Bonjour, je m'appelle Refik.
Je suis un artiste multimédia.
J'utilise des données comme pigments
et je peins avec un pinceau intelligent
assisté par une intelligence artificielle.
J'utilise les espaces architecturaux
comme toiles,
je collabore avec les machines
pour faire rêver
et halluciner les bâtiments.
Vous vous demandez peut-être
ce que tout ceci veut dire,
alors permettez-moi de vous faire entrer
dans mon travail et mon monde.
J'ai été témoin du pouvoir de
l'imagination quand j'avais huit ans,
en tant qu'enfant grandissant à Istanbul.
Un jour, ma mère rapporta
à la maison une cassette vidéo
du film de science-fiction
« Blade Runner ».
Je me souviens distinctement
avoir été fasciné
par l'incroyable vision architecturale
du futur de Los Angeles,
une ville où je n'avais jamais encore
mis les pieds.
Cette vision est devenue en quelque sorte
l'élément principal de mes rêveries.
Quand je suis arrivé
à Los Angeles en 2012,
pour un programme d'études supérieures
de Design Artistique des Médias
j'ai loué une voiture
et roulé vers le centre ville
pour voir ce monde épatant
du futur proche.
Je me souviens
d'une réplique en particulier
qui tournait en boucle dans ma tête :
de la scène ou l'androïde Rachel
se rend compte que les souvenirs
qu'elle a ne sont pas les siens
et où Deckard lui annonce
qu'ils sont ceux de quelqu'un d'autre.
Depuis lors,
une de mes inspirations a été
la question suivante :
que peut faire une machine
avec les souvenirs de quelqu'un d'autre ?

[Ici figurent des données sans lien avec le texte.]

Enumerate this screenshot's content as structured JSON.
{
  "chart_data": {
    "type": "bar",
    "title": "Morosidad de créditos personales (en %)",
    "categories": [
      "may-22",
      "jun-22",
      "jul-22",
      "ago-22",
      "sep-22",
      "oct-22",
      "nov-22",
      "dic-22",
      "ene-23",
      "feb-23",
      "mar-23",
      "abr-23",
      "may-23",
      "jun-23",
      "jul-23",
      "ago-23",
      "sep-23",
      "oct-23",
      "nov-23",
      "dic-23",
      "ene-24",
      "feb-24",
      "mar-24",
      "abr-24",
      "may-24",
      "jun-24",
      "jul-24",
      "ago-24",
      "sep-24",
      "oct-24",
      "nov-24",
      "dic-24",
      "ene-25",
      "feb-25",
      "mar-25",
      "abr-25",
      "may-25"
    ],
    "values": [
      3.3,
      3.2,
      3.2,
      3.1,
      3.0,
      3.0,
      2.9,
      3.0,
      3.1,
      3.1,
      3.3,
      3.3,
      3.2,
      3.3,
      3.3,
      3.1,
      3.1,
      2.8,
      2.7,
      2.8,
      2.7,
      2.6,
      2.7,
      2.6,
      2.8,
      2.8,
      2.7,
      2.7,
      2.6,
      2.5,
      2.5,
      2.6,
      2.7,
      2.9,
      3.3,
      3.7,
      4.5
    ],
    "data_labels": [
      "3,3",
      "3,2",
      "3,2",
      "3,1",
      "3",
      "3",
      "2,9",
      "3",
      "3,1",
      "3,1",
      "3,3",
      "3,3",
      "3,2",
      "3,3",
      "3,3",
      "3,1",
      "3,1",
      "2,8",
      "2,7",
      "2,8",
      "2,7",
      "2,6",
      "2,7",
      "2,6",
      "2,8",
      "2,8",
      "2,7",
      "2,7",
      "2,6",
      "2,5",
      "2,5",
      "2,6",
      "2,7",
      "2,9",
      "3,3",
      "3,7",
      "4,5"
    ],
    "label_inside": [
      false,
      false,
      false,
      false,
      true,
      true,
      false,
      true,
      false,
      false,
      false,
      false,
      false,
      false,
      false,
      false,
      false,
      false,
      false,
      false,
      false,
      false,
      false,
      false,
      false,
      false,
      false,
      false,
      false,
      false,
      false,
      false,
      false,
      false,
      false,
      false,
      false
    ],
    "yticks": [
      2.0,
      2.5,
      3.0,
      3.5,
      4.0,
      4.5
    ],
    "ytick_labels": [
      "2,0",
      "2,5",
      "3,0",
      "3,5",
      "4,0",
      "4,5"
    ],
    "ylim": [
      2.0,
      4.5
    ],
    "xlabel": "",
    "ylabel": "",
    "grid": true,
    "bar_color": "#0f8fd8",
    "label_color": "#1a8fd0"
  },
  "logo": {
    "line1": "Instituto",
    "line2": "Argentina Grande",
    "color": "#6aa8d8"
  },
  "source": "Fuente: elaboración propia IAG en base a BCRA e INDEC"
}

Ou, pour le dire différemment,
que signifie être une
Intelligence Artificielle au 21e siècle ?
Tous les androïdes ou machines IA
ne sont intelligentes que lorsqu'on
collabore avec.
Elles peuvent construire des choses
que le cerveau humain a
l'intention de produire,
mais n'ont pas les capacités
de les réaliser.
Pensez notamment à vos activités
et aux réseaux sociaux.
Ils s'affinent au fur et à mesure
que vous interagissez avec.
Si les machines peuvent apprendre
ou conceptualiser les souvenirs,
peuvent-elles aussi rêver ?
Halluciner ?
Se souvenir involontairement,
ou faire des liens entre les rêves
de plusieurs personnes ?
Est-ce qu'être une IA au 21e siècle
veut dire simplement ne rien oublier ?
Et, si oui, n'est-ce pas
la chose la plus révolutionnaire
dont nous ayons fait l'expérience
dans notre quête de plusieurs siècles
de capter l'histoire au fil des médias ?
En d'autres mots,
quel chemin avons-nous parcouru depuis
« Blade Runner » de Ridley Scott ?
J'ai donc établi mon studio en 2014
et invité des architectes,
des analystes numériques et de données,
des neuroscientifiques,
des musiciens et mêmes des conteurs
à me rejoindre
dans la réalisation de mes rêves.
Une donnée peut-elle devenir un pigment ?
Telle était notre première question
quand nous avons commencé à mélanger
les arts et les médias avec l'architecture
pour faire entrer en collision
les mondes du physique et du virtuel.
Alors nous avons commencé à imaginer ce
que j'appellerais la poésie des données.
Un de nos premiers projets,
« Virtual Depictions »,
était une sculpture de données publiques
commissionnée par
la ville de San Francisco.
L'œuvre invite le public
à prendre part à une expérience
esthétique spectaculaire,
dans un espace urbain vivant
en peignant un réseau fluide
de connexions de la ville elle-même.
Elle a aussi le rôle de rappel
de comment les données invisibles
de notre vie quotidienne,
comme les fils d'actualités Twitter
représentés ici,
peuvent être rendues visibles
et transformées en savoir sensoriel
qui peut être expérimenté collectivement.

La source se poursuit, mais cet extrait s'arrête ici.